Court rules Pentagon can award $10B ‘war cloud’ contract

A federal judge ruled on Friday that the Department of Defense (DOD) can move forward with its plan to award a $10 billion “war cloud” contract later this summer, which will be likely given to either Amazon or Microsoft, knocking down a legal challenge by cloud-computing competitor Oracle.

The U.S. Court of Federal Claims opinion, written by Senior Judge Eric Bruggink, denied Oracle’s claims that the Pentagon created the contract specifically with Amazon in mind or that there were conflicts of interest between Amazon’s cloud-computing service, Amazon Web Services (AWS), and the DOD.

Bruggink said Oracle “cannot demonstrate prejudice” against itself in the Joint Enterprise Defense Infrastructure (JEDI) contract process.
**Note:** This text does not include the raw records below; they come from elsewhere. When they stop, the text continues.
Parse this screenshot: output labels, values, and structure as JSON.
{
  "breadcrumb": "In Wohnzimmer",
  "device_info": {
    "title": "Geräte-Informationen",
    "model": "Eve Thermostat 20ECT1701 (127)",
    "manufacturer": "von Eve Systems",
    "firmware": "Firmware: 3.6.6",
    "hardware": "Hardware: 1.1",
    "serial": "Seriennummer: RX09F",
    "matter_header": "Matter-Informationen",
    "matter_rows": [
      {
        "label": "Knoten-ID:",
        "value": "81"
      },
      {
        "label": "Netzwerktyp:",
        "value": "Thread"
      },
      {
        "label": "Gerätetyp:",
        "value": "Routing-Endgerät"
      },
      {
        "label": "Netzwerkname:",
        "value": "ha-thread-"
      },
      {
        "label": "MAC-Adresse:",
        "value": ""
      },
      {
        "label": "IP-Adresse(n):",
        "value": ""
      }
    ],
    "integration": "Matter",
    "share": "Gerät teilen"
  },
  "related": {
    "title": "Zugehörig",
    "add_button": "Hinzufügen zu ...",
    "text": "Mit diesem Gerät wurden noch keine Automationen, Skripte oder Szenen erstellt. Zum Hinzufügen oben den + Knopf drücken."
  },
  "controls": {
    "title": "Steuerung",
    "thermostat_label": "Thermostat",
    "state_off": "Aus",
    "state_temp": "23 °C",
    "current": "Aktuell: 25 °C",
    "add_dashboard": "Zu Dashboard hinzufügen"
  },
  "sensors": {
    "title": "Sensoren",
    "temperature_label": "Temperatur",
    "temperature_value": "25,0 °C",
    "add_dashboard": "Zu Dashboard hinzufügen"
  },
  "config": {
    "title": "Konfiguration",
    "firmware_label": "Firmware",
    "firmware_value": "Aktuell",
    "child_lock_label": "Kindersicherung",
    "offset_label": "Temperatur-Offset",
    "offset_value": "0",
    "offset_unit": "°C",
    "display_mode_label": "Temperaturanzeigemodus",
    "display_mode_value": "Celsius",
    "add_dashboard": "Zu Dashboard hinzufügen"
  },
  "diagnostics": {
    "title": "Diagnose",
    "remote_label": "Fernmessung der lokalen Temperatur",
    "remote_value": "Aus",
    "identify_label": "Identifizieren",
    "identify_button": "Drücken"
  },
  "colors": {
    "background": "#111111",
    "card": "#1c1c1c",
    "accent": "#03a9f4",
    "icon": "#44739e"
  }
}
“We conclude as well that the contracting officer’s findings that an organizational conflict of interest does not exist and that individual conflicts of interest did not impact the procurement were not arbitrary, capricious, an abuse of discretion, or otherwise not in accordance with law,” the opinion states.

The highly anticipated decision paves the way to allow the Pentagon to award JEDI to either AWS or Microsoft’s cloud-computing service, Azure, likely by August.

Amazon and Microsoft are now the top contenders for the contract, which requires a high-level security clearance and enormous technical capabilities that most other cloud-computing services cannot offer.

Reaction: “AWS, along with our partner community, stands ready to support and serve what’s most important — the DoD’s mission of protecting the security of our country,” an AWS spokesperson said in a statement on Friday. “The DoD deserves access to the best technology in the world and we are unwavering in our support to their mission.”

Oracle has claimed that the contract process was biased against them from the outset, saying the security specifications opened the door for only AWS. AWS and the DOD have aggressively beat back those claims, saying Oracle’s cloud-computing service simply didn’t meet the necessary security criteria.

“Oracle’s cloud infrastructure 2.0 provides significant performance and security capabilities over legacy cloud providers,” an Oracle spokeswoman said in a statement after the DOD v. Oracle decision emerged on Friday. “We look forward to working with the Department of Defense, the Intelligence Community, and other public sector agencies to deploy modern, secure hyperscale cloud solutions that meet their needs.”